The Faceless Portrait - Fairbanks Lifestyle Photographer

To be completely honest with you, sometimes I feel like I'm a bit of a weirdo when I share that some of my favorite images from a session are ones in which you can't necessarily see anyone's face.  

I feel weird because I know that, for many people, the impetus to get family portraits is to show everyone what they look like - literally.  They're for grandparents, far away friends and family, and you need to show how the kids have grown, how you've changed, what you look like now.  Often, I've seen that as much as you may have wanted to document your family anyway, often the push that makes it come to 'shove' is a grandparent leaning in your ear (or outright buying a gift certificate, which is a great idea by the way, haha).  
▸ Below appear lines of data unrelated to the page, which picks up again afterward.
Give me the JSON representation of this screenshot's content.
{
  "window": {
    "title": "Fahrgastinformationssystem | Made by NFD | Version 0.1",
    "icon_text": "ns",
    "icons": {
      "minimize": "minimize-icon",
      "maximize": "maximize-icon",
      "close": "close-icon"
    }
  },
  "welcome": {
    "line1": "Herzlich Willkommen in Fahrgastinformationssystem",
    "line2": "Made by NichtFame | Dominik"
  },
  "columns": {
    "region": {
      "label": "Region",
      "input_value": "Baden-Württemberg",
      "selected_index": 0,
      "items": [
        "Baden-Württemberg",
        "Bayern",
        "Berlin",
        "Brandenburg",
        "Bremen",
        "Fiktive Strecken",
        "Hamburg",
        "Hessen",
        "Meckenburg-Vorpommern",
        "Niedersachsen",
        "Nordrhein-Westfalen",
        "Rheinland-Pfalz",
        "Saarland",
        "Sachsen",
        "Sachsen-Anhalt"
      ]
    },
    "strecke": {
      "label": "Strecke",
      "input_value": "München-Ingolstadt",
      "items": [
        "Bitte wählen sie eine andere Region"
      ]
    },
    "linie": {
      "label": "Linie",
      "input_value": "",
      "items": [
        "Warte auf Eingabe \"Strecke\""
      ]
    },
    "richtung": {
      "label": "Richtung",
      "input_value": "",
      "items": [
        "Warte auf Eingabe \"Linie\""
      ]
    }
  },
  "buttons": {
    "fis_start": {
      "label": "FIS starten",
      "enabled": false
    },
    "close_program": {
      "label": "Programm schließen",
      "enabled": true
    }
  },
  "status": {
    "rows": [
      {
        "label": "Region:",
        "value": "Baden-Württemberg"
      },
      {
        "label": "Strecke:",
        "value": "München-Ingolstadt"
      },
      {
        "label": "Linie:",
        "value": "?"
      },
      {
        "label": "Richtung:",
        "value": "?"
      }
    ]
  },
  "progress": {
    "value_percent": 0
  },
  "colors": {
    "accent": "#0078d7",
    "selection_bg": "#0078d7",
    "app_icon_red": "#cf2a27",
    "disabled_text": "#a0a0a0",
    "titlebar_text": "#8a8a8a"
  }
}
And this is completely legitimate, especially so when family lives out-of-state, especially so when little kids grow so fast, and especially so when traveling to and from Alaska is...well, it's its own blog post.  

Nevertheless, though, I will continue to advocate for nontraditional portraits of your family, because in my personal experience I've found that it's those unexpected imaged that are the most treasured in the years to come.  We'll get the photos of what you look like, sure.  I always make sure we get "the Christmas card photo," as I call it, for your parents.  And then, for you, we'll get photos of what you are.

I think I continue to write about this because I wish I'd had more of an understanding of it going into parenthood.  (At the same time, it seems to be one of those things you have to learn firsthand, so don't ask me why I keep writing about it!)  As much as we hear "it goes so fast" and "the years fly by" over and over again, no caution quite compares to the personal realization that time really has pulled a number on you.  We go from being on the receiving end of "you got so big!," "How did you grow up so much?," "It seems like yesterday you were a baby!" one second, to being the one to run into a former toddler whom you used to nanny (who is now in college) the next, and hearing the same words come out of your own mouth.  

Time pulls a number on you. 

And with that I wanted to share a recent favorite from a family session.  This is two-week-old Theodore and his mama, and even though you can't see their faces I see a whole world encapsulated in this photo.  In just a few weeks he won't fit in the crook of her neck like that.  In a few months he might not nuzzle to sleep that way any more.  And in a year he'll be a whole different animal, a toddler in the throes of mini-adolescence.  

But every time his mama looks at this photograph, she has the time machine back to what life was at this moment.